She is also really intrigued by and spending a lot of time in the fashion and retail space and thinks that oftentimes there is a superficial connection between sustainability and fashion. In terms of fashion and regeneration, Ariana highlights ‘Pinatex’, which won big at both Cannes Lions and D&AD, which she judged, this year. “Fashion is actually one of those areas where you see sustainability playing in almost every aspect, from how people shop to the materials to the production practices to where the clothes are coming from and how circular we make them. We’re working a lot on circularity and how we can create more of these models where people can buy and then resell and rent and repair. 

“Say you’re a manufacturer,” Ariana adds. “You could sell something for, say, $1,000. But you could have a direct-to-consumer-like platform where you can resell the item and you get another cut. Suddenly, you produce less and make more money.”

More generally, I raise the issue that consumers (myself included) can feel like their small actions are worthless and almost a waste of time while governments and some big brands continue with the bare minimum in terms of climate change and sustainability. “There is a problem of it being too detached,” Ariana says. “The images and semiotics of sustainability are wrong and flawed. You see a polar bear and you think ‘I've never seen one in my life… I have a dog’. And people can think it’s not their problem or they can’t cause change – businesses caused this problem and they should fix it. Behavioural change is what we really need – and it starts with education. It’s not going to be easy and it’s going to take time but we have no choice. If we don’t do this, we’re not going to have food. There will be no ingredients to eat. But it’s too detached.”

The world, be it brands and communications, governments or other entities, have an unhealthy obsession with the ‘future’ Ariana says. “But what about today? I’m happy to create a better future for my kids, of course, but I want to create conditions for today to be better.

“It’s someone else’s problem - that’s what ‘future’ means,” she adds. “And that's why I started to cut the word from every single positioning I did.

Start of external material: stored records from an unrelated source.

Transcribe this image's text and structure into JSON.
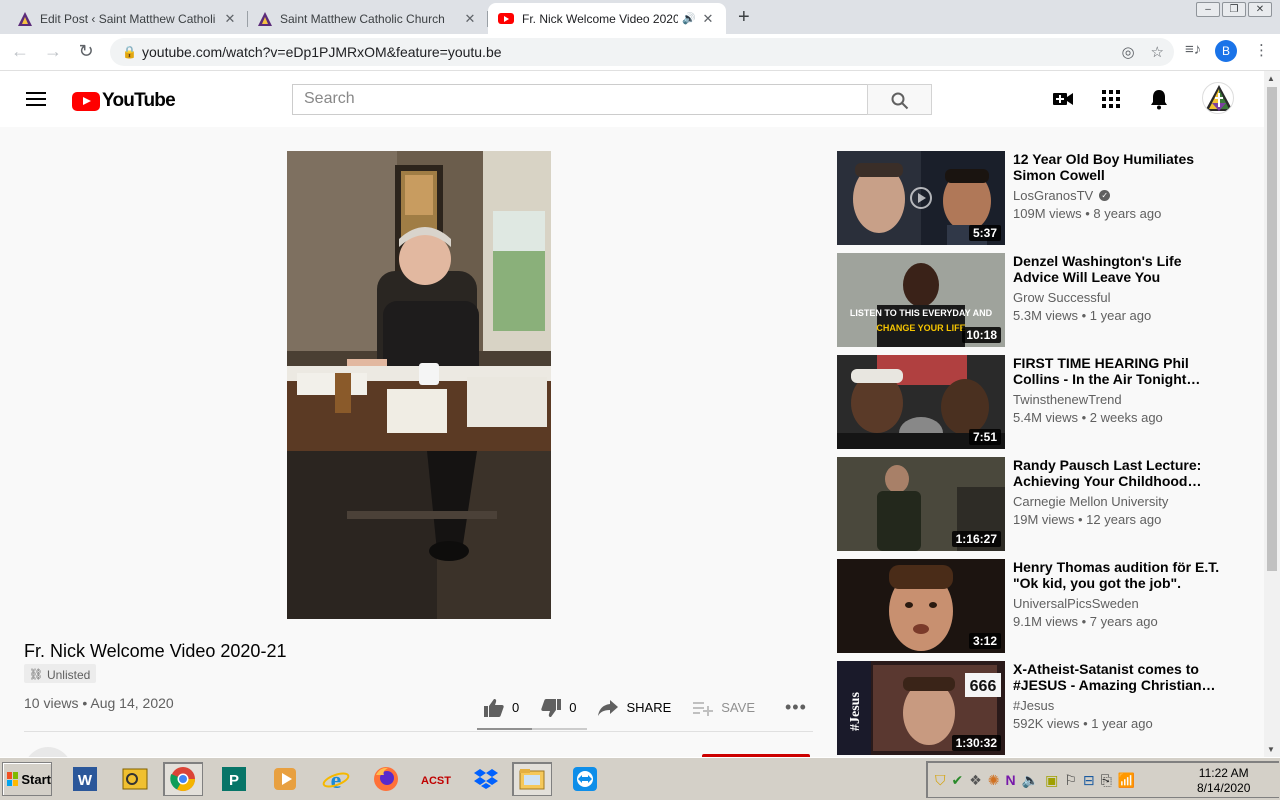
{
  "browser": {
    "tabs": [
      {
        "title": "Edit Post ‹ Saint Matthew Catholi",
        "state": "inactive"
      },
      {
        "title": "Saint Matthew Catholic Church",
        "state": "inactive"
      },
      {
        "title": "Fr. Nick Welcome Video 2020",
        "state": "active"
      }
    ],
    "url": "youtube.com/watch?v=eDp1PJMRxOM&feature=youtu.be",
    "profile_initial": "B",
    "close_glyph": "✕",
    "new_tab_glyph": "+"
  },
  "youtube": {
    "logo_text": "YouTube",
    "search_placeholder": "Search",
    "video": {
      "title": "Fr. Nick Welcome Video 2020-21",
      "badge": "Unlisted",
      "meta": "10 views • Aug 14, 2020",
      "likes": "0",
      "dislikes": "0",
      "share_label": "SHARE",
      "save_label": "SAVE",
      "like_ratio": 0.5
    },
    "recommendations": [
      {
        "title": "12 Year Old Boy Humiliates Simon Cowell",
        "channel": "LosGranosTV",
        "verified": true,
        "meta": "109M views • 8 years ago",
        "duration": "5:37"
      },
      {
        "title": "Denzel Washington's Life Advice Will Leave You SPEECHLESS…",
        "channel": "Grow Successful",
        "verified": false,
        "meta": "5.3M views • 1 year ago",
        "duration": "10:18",
        "thumb_text_1": "LISTEN TO THIS EVERYDAY AND",
        "thumb_text_2": "CHANGE YOUR LIFE"
      },
      {
        "title": "FIRST TIME HEARING Phil Collins - In the Air Tonight…",
        "channel": "TwinsthenewTrend",
        "verified": false,
        "meta": "5.4M views • 2 weeks ago",
        "duration": "7:51"
      },
      {
        "title": "Randy Pausch Last Lecture: Achieving Your Childhood…",
        "channel": "Carnegie Mellon University",
        "verified": false,
        "meta": "19M views • 12 years ago",
        "duration": "1:16:27"
      },
      {
        "title": "Henry Thomas audition för E.T. \"Ok kid, you got the job\".",
        "channel": "UniversalPicsSweden",
        "verified": false,
        "meta": "9.1M views • 7 years ago",
        "duration": "3:12"
      },
      {
        "title": "X-Atheist-Satanist comes to #JESUS - Amazing Christian…",
        "channel": "#Jesus",
        "verified": false,
        "meta": "592K views • 1 year ago",
        "duration": "1:30:32",
        "thumb_text_1": "#Jesus",
        "thumb_text_2": "666"
      }
    ]
  },
  "taskbar": {
    "start_label": "Start",
    "acst_label": "ACST",
    "time": "11:22 AM",
    "date": "8/14/2020"
  },
  "colors": {
    "youtube_red": "#ff0000",
    "chrome_tabbar": "#dee1e6",
    "taskbar": "#d4d0c8"
  }
}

The ‘future’ is a problem. There’s an obsession with something detached from today’s reality and therefore we don’t do anything about it. There is procrastination because of that. We have to infuse the right thinking into how businesses operate right now.

“But there is an appetite for that, which is good. In the past, businesses would direct you only to the ‘sustainability’ person but it’s not like that anymore. People in growth roles and in marketing actually take the call.”